Она не ответила. Я выспрашивал и так и сяк, но безуспешно. Наконец она сказала: «Не знаю». Я спросил, не их ли называют диаблеро. Да, ответила она, есть и такое название.
— А ты сама не знаешь какого-нибудь диаблеро?
— Знала я одну женщину. Ее убили. Я тогда была еще ребенком. Женщина, говорили, превращалась в суку и как-то ночью забежала в дом белого, хотела стащить сыр. Белый ее застрелил из двустволки, и как раз тогда, когда сука сдохла в доме белого, женщина умерла у себя в хижине. Собрались ее родственники, пришли к белому и потребовали выкуп. За ее убийство белый выложил много денег.
— Как же они могли требовать выкуп, если белый убил всего лишь собаку?
— А они сказали, что белый знал, что это не собака, ведь с ним были еще люди и все они видели, как собака встала на задние лапы и, совсем как человек, потянулась к сыру, который лежал на подносе, а поднос был подвешен к кровле. Они тогда ждали вора, потому что сыр того белого каждую ночь исчезал. Так что белый убил вора, зная, что это не собака.
— А теперь есть диаблеро, донья Лус?
— Такие вещи под большим секретом. Говорят, что их уже нет, но я сомневаюсь, потому что кто-то из семьи диаблеро должен получить его знание. У них свои законы, и один из них в том и состоит, что диаблеро должен кому-то из своего рода передать свои тайны.
— Как ты думаешь, Хенаро, что это было за животное? — задал я вопрос древнему старику.
— Собака с какого-нибудь местного ранчо, что же еще?
— А мог это быть диаблеро?
— Диаблеро? Ты ненормальный. Они не существуют.
— Ты хочешь сказать, что теперь не существуют или вообще не существовали?
— Когда-то существовали, это да. Это всем известно. Кто ж этого не знает. Но люди их очень боялись и всех поубивали.
— Кто же их убил, Хенаро?
— Да все племя. Последний диаблеро, которого я знал, был С. Он своим колдовством извел десятки, если не сотни людей. Терпение наше кончилось, как-то ночью мы собрались все вместе и взяли его врасплох, да и сожгли живьем.
— А давно это было?
— Году в сорок втором.
— Ты что, сам это видел?
— Да нет, но люди до сих пор об этом говорят. Говорят, от него даже золы не осталось, а ведь дрова для костра специально были сырые. Все, что осталось под конец, — так это большая лужа жира.

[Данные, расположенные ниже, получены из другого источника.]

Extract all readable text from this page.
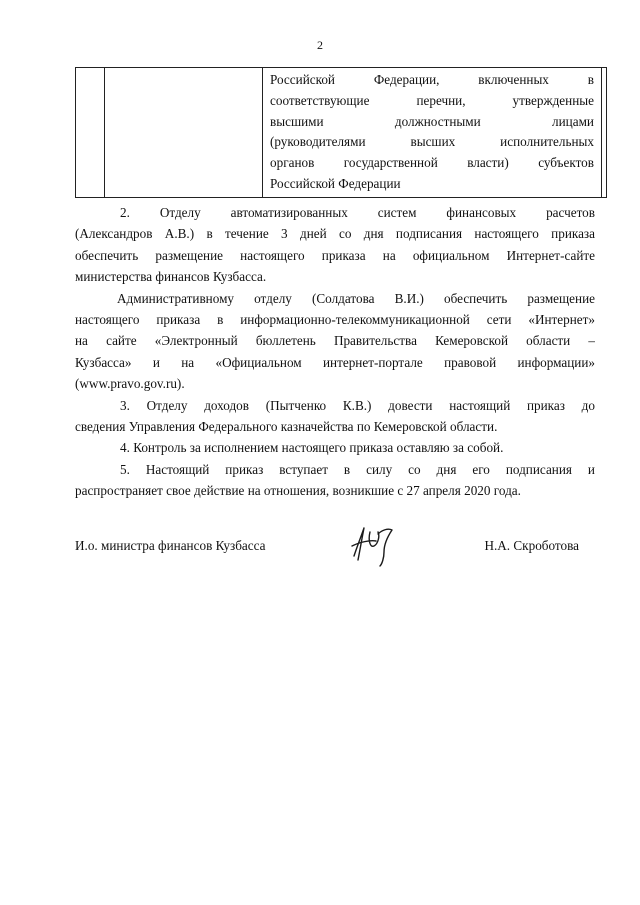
2
Российской Федерации, включенных в
соответствующие перечни, утвержденные
высшими должностными лицами
(руководителями высших исполнительных
органов государственной власти) субъектов
Российской Федерации
2. Отделу автоматизированных систем финансовых расчетов
(Александров А.В.) в течение 3 дней со дня подписания настоящего приказа
обеспечить размещение настоящего приказа на официальном Интернет-сайте
министерства финансов Кузбасса.
Административному отделу (Солдатова В.И.) обеспечить размещение
настоящего приказа в информационно-телекоммуникационной сети «Интернет»
на сайте «Электронный бюллетень Правительства Кемеровской области –
Кузбасса» и на «Официальном интернет-портале правовой информации»
(www.pravo.gov.ru).
3. Отделу доходов (Пытченко К.В.) довести настоящий приказ до
сведения Управления Федерального казначейства по Кемеровской области.
4. Контроль за исполнением настоящего приказа оставляю за собой.
5. Настоящий приказ вступает в силу со дня его подписания и
распространяет свое действие на отношения, возникшие с 27 апреля 2020 года.
И.о. министра финансов Кузбасса	Н.А. Скроботова
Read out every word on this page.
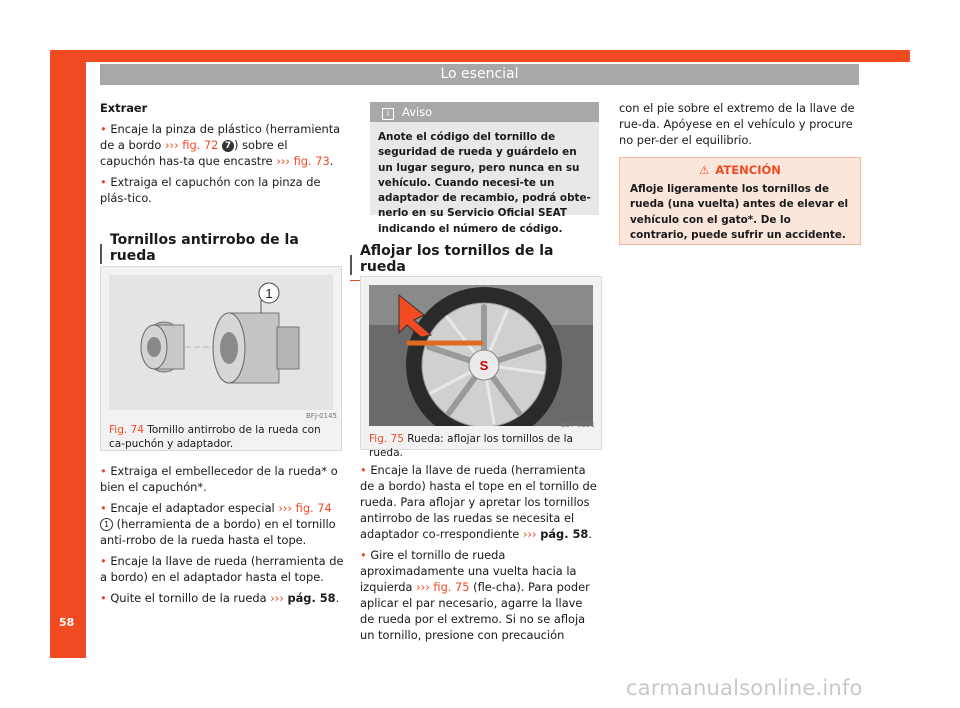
Lo esencial
58

Extraer

• Encaje la pinza de plástico (herramienta de a bordo ››› fig. 72 7 ) sobre el capuchón has-ta que encastre ››› fig. 73.

• Extraiga el capuchón con la pinza de plás-tico.

Tornillos antirrobo de la rueda

1
BFJ-0145
Fig. 74 Tornillo antirrobo de la rueda con ca-puchón y adaptador.

• Extraiga el embellecedor de la rueda* o bien el capuchón*.

• Encaje el adaptador especial ››› fig. 74 1 (herramienta de a bordo) en el tornillo anti-rrobo de la rueda hasta el tope.

• Encaje la llave de rueda (herramienta de a bordo) en el adaptador hasta el tope.

• Quite el tornillo de la rueda ››› pág. 58.

i Aviso
Anote el código del tornillo de seguridad de rueda y guárdelo en un lugar seguro, pero nunca en su vehículo. Cuando necesi-te un adaptador de recambio, podrá obte-nerlo en su Servicio Oficial SEAT indicando el número de código.

Aflojar los tornillos de la rueda

S
B57-0251
Fig. 75 Rueda: aflojar los tornillos de la rueda.

• Encaje la llave de rueda (herramienta de a bordo) hasta el tope en el tornillo de rueda. Para aflojar y apretar los tornillos antirrobo de las ruedas se necesita el adaptador co-rrespondiente ››› pág. 58.

• Gire el tornillo de rueda aproximadamente una vuelta hacia la izquierda ››› fig. 75 (fle-cha). Para poder aplicar el par necesario, agarre la llave de rueda por el extremo. Si no se afloja un tornillo, presione con precaución

con el pie sobre el extremo de la llave de rue-da. Apóyese en el vehículo y procure no per-der el equilibrio.

⚠ ATENCIÓN
Afloje ligeramente los tornillos de rueda (una vuelta) antes de elevar el vehículo con el gato*. De lo contrario, puede sufrir un accidente.
carmanualsonline.info
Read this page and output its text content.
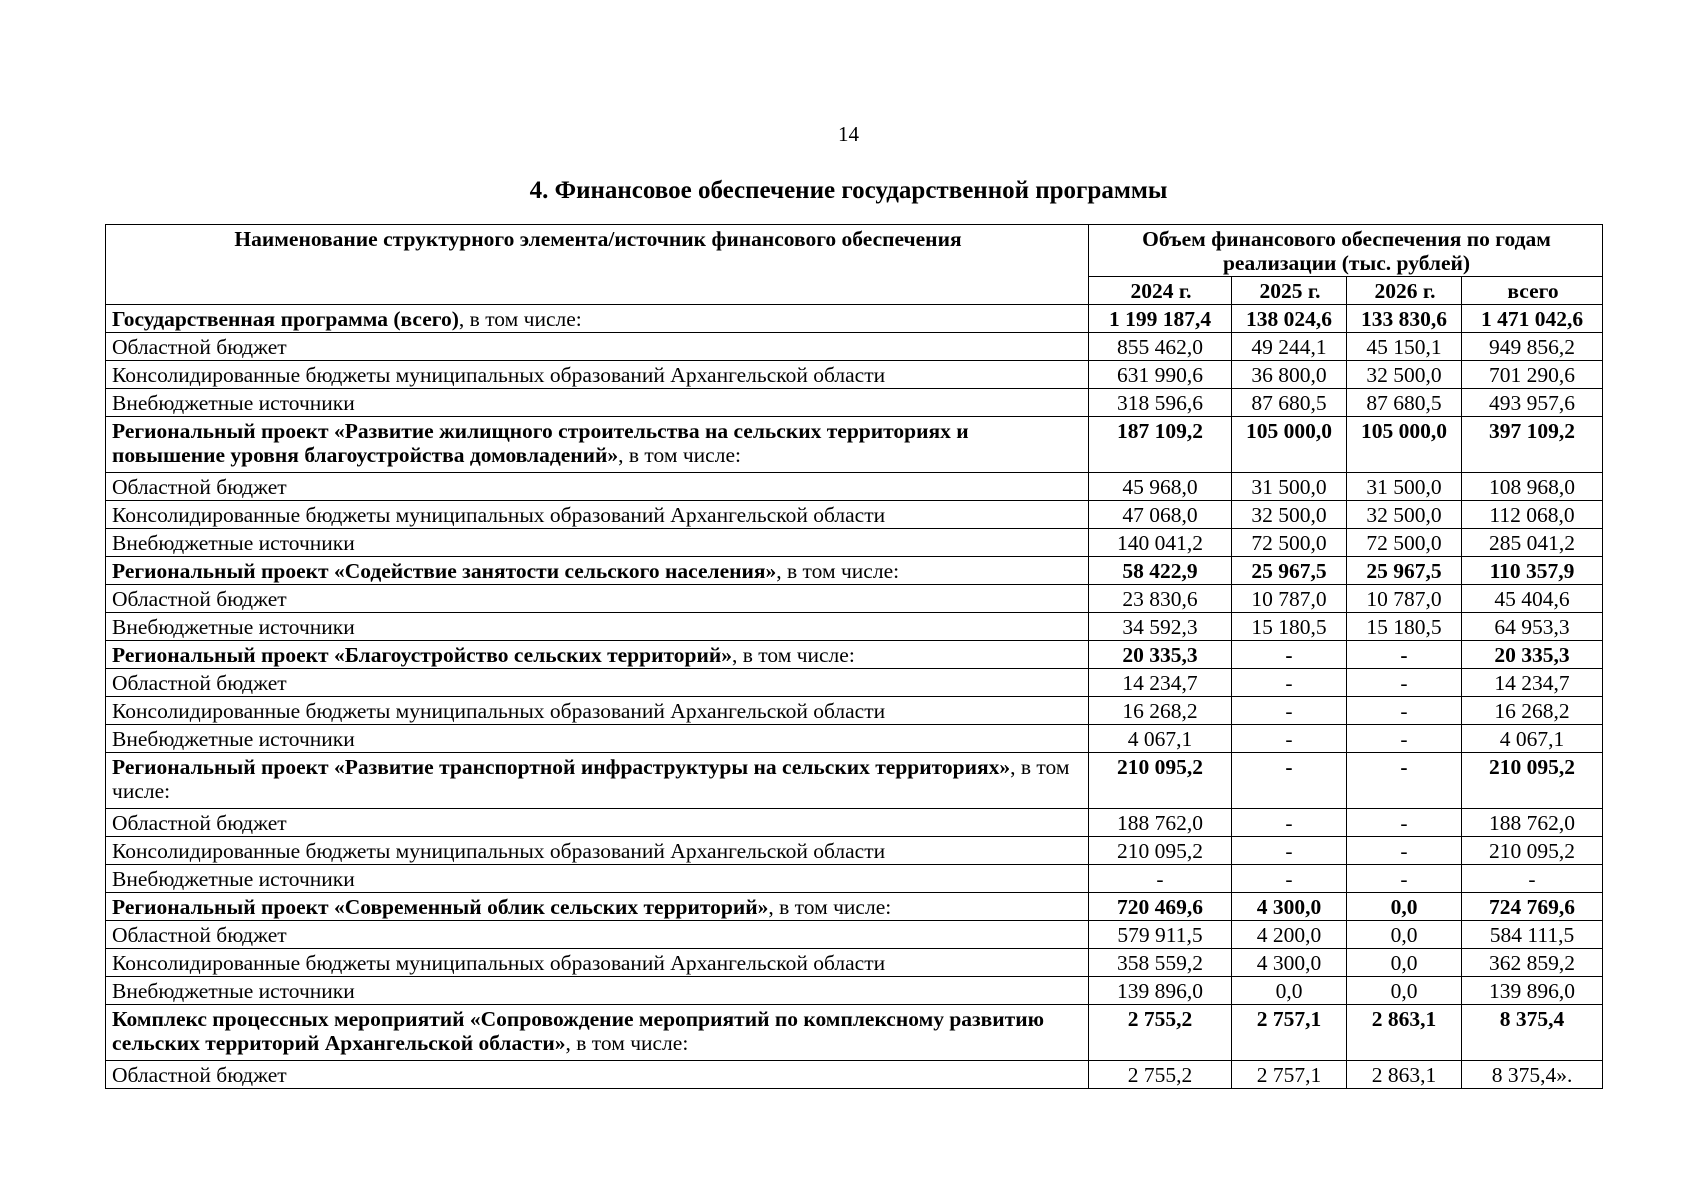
14
4. Финансовое обеспечение государственной программы
Наименование структурного элемента/источник финансового обеспечения	Объем финансового обеспечения по годам реализации (тыс. рублей)			
	2024 г.	2025 г.	2026 г.	всего
Государственная программа (всего), в том числе:	1 199 187,4	138 024,6	133 830,6	1 471 042,6
Областной бюджет	855 462,0	49 244,1	45 150,1	949 856,2
Консолидированные бюджеты муниципальных образований Архангельской области	631 990,6	36 800,0	32 500,0	701 290,6
Внебюджетные источники	318 596,6	87 680,5	87 680,5	493 957,6
Региональный проект «Развитие жилищного строительства на сельских территориях и повышение уровня благоустройства домовладений», в том числе:	187 109,2	105 000,0	105 000,0	397 109,2
Областной бюджет	45 968,0	31 500,0	31 500,0	108 968,0
Консолидированные бюджеты муниципальных образований Архангельской области	47 068,0	32 500,0	32 500,0	112 068,0
Внебюджетные источники	140 041,2	72 500,0	72 500,0	285 041,2
Региональный проект «Содействие занятости сельского населения», в том числе:	58 422,9	25 967,5	25 967,5	110 357,9
Областной бюджет	23 830,6	10 787,0	10 787,0	45 404,6
Внебюджетные источники	34 592,3	15 180,5	15 180,5	64 953,3
Региональный проект «Благоустройство сельских территорий», в том числе:	20 335,3	-	-	20 335,3
Областной бюджет	14 234,7	-	-	14 234,7
Консолидированные бюджеты муниципальных образований Архангельской области	16 268,2	-	-	16 268,2
Внебюджетные источники	4 067,1	-	-	4 067,1
Региональный проект «Развитие транспортной инфраструктуры на сельских территориях», в том числе:	210 095,2	-	-	210 095,2
Областной бюджет	188 762,0	-	-	188 762,0
Консолидированные бюджеты муниципальных образований Архангельской области	210 095,2	-	-	210 095,2
Внебюджетные источники	-	-	-	-
Региональный проект «Современный облик сельских территорий», в том числе:	720 469,6	4 300,0	0,0	724 769,6
Областной бюджет	579 911,5	4 200,0	0,0	584 111,5
Консолидированные бюджеты муниципальных образований Архангельской области	358 559,2	4 300,0	0,0	362 859,2
Внебюджетные источники	139 896,0	0,0	0,0	139 896,0
Комплекс процессных мероприятий «Сопровождение мероприятий по комплексному развитию сельских территорий Архангельской области», в том числе:	2 755,2	2 757,1	2 863,1	8 375,4
Областной бюджет	2 755,2	2 757,1	2 863,1	8 375,4».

Хотя дон Хуан сказал, что его учитель был диаблеро, он никогда не говорил, где получил от него знания, и никогда не упоминал его имени. О себе дон Хуан не рассказывал почти ничего. Все, что я смог из него вытянуть, это то, что он родился на Юго-Западе в 1891, почти всю жизнь прожил в Мексике; в 1900 его семью вместе с тысячами других индейцев Соноры мексиканские власти выселили в Центральную Мексику; в общей сложности в Центральной и Южной Мексике он прожил до 1940. Таким образом, поскольку он много путешествовал, его знания, возможно, были продуктом многих влияний. И хотя сам он себя считал яки из Соноры, я сомневаюсь, укладываются ли его познания в круг традиционных представлений сонорских индейцев. Впрочем, здесь я не собираюсь заниматься определением истоков его культуры.
Мое ученичество у дона Хуана началось в июне 1961. До сих пор, как бы ни проходили наши встречи, я неизменно воспринимал его с позиции наблюдателя-антрополога. Во время этих первых бесед я втайне делал заметки, чтобы потом с их помощью восстановить по памяти весь разговор. Но когда началось обучение, этот метод оказался малопродуктивным, поскольку разговор всякий раз касался слишком многих вещей, обычно самых неожиданных. Со временем, после упорных протестов, дон Хуан все же разрешил мне вести записи в открытую. Я хотел вообще все, что можно, фотографировать и записывать на диктофон, но тут он был тверд, и мне пришлось отступиться.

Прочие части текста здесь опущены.